SeaGlass Rose of Pinot Noir 2018
This rose opens with fragrant wild strawberries and dried rose petals on the nose. Flavors of juicy cherry and ripe raspberry are balanced by refreshing acidity and a crisp, clean finish.
This vibrant wine is a diverse menu partner, pairing exceptionally well with prosciutto and melon or crab cakes with spicy aioli.
Every once in awhile, a casual stroll on the beach yields an unexpected treasure—an unbroken shell, an unusually shaped stone, a piece of sea glass. Occasionally, the same thing happens with wine - one taste, and you know you’ve found something special, something unique. SEAGLASS Wine Company gets its name from the shards of glass that are polished—over decades—into beautiful, one-of-a-kind gems by the natural ebb and flow of wind, sea and fog. SEAGLASS offers a rewarding discovery of high quality, fresh, bright flavorful wines with a casual yet sophisticated take on California’s Central Coast wine growing region.It’s time you discovered SEAGLASS Wines.
A geographic and climatic paradise for grape vines, Monterey is a part of the greater Central Coast AVA and contains within it five smaller sub-appellations, including Arroyo Seco, San Lucas, San Bernabe, Hames Valley and the famous Santa Lucia Highlands. The climate is relatively warm but tempered by cool, coastal winds, allowing the regions in Monterey County an exceptionally long growing season. Bud break often happens two weeks sooner and harvest tends to be two weeks later compared to other surrounding regions.
Monterey’s coastal side, where the cooling ocean fog allows grapes to develop a perfect sugar-acid balance, excels in the production of Chardonnay, Pinot Noir and Riesling. Warmer, inland subzones are home to fleshy, concentrated and full-bodied reds like Cabernet Sauvignon, Merlot and Zinfandel.
Chardonnay, covering about 40% of vineyard acreage, is the most widely planted grape in all of Monterey County.

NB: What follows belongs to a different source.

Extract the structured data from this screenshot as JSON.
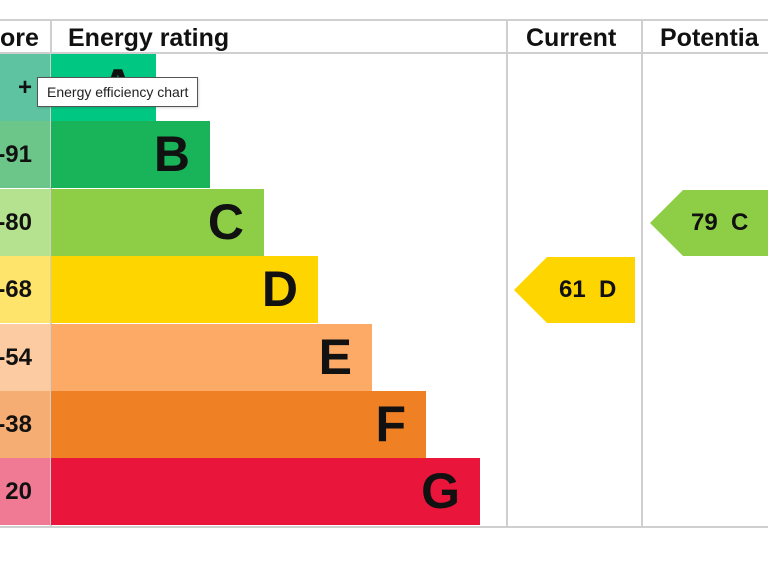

Whether it’s playful and fun or savory and serious, most rosé today is not your grandmother’s White Zinfandel, though that category remains strong. Pink wine has recently become quite trendy, and this time around it’s commonly quite dry. Since the pigment in red wines comes from keeping fermenting juice in contact with the grape skins for an extended period, it follows that a pink wine can be made using just a brief period of skin contact—usually just a couple of days. The resulting color depends on grape variety and winemaking style, ranging from pale salmon to deep magenta.